En aquel mismo momento se oyó en el fondo de la gruta el rumor de un cuerpo al salir a flote.
Los tres hombres se pusieron en pie, gritando:
—¡Jorge! ¡Jorge! ¡Jorge!
Una voz estrangulada respondió a sus gritos. Pronto se oyó el batir vigoroso de dos brazos sobre el agua.
—¿Es usted, capitán? —preguntó Casimiro, inclinándose hacia la negra superficie.

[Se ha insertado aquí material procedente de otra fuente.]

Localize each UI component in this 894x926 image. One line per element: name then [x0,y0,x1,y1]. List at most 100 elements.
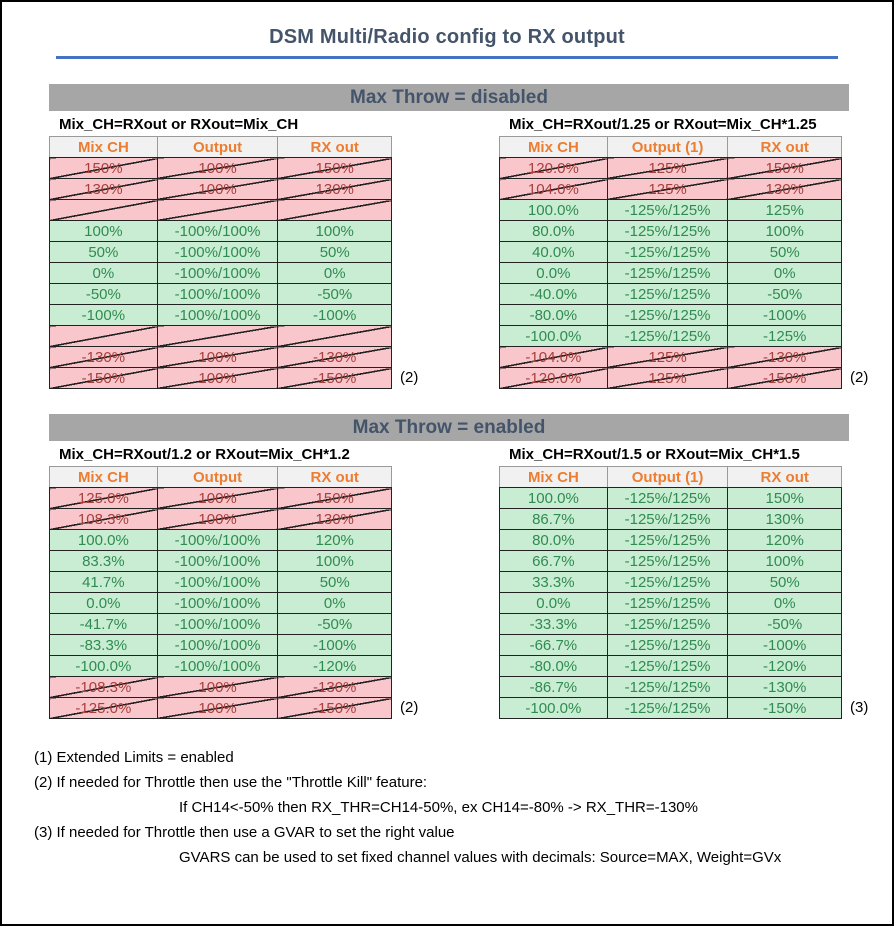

—Sí…, yo soy…, yo… —respondió una voz que reconocieron ser la de Jorge.
—¿Y qué? —preguntaron con ansia sus camaradas.
El capitán no respondió a aquel terrible «¿Y qué?», y siguió nadando con mayor energía, hasta que llegó a la roca. Sus compañeros le izaron jadeante.
—Amigos… —dijo el desgraciado, casi muerto de asfixia—, la galería está tapada… Hay obstáculos en ella…, árboles…, bestias… No sé…, amigos míos… ¡No hay esperanza ninguna!
—¡Ninguna! —exclamó el americano, tendiendo alrededor una mirada feroz—. ¡Y moriremos…, moriremos en esta oscura gruta!… No es posible; es preciso salir de esta tumba. ¿Pero no hay algún medio?
—Sí, que se retiren las aguas —balbució Jorge—. ¡Quien sabe!… Esperemos y confiemos.
—¡Esperar! —exclamó el polaco—. ¿No nos queda otro recurso?
El capitán guardó silencio y se dejó caer en su hoyo. Sus compañeros, aterrados, medio asfixiados ya, se acurrucaron a su lado, presas de sombría desesperación.
La muerte se acercaba a pasos de gigante. Media hora más tarde, el capitán, el chino y el polaco habían perdido el sentido y yacían inertes en sus improvisadas fosas.
Sólo el americano resistía aún, si bien entregado a un fuerte delirio.
Rugía como una fiera, llenaba la tumba de furiosos gritos y se debatía como si alguien tratase de estrangularle.
Pasaron algunos minutos más. De repente el americano, con desesperado esfuerzo se incorporó. En su mano empuñaba una pistola.
Apoyó el cañón en la sien, pero súbitamente se detuvo, con el dedo en el gatillo, presa de la perplejidad explicable que al hombre más resuelto invade antes de tan extremo paso.
Ya estaba para disparar, cuando sintió una bocanada de aire húmedo, fresco, respirable, que le azotaba el rostro, penetraba en su garganta, llenaba y hacía revivir sus extenuados pulmones.
Dejó caer el arma y se precipitó hacia adelante, con los brazos extendidos, desencajados los ojos, creyendo soñar.
¡No, no soñaba! Una corriente de aire puro invadía la caverna, y el desventurado la sentía entrar en sus pulmones, cargada de oxígeno.
Un grito, el grito más formidable que jamás se haya oído, salió de su garganta.
—¡Aire, aire! —tronó.
—¡Aire, aire! —repitieron sus compañeros, que rápidamente volvían a la vida.
Y respiraron a pleno pulmón, sin palabras, sin gestos, para no perder un sólo hálito. ¡Parecía que quisieran embriagarse de aire!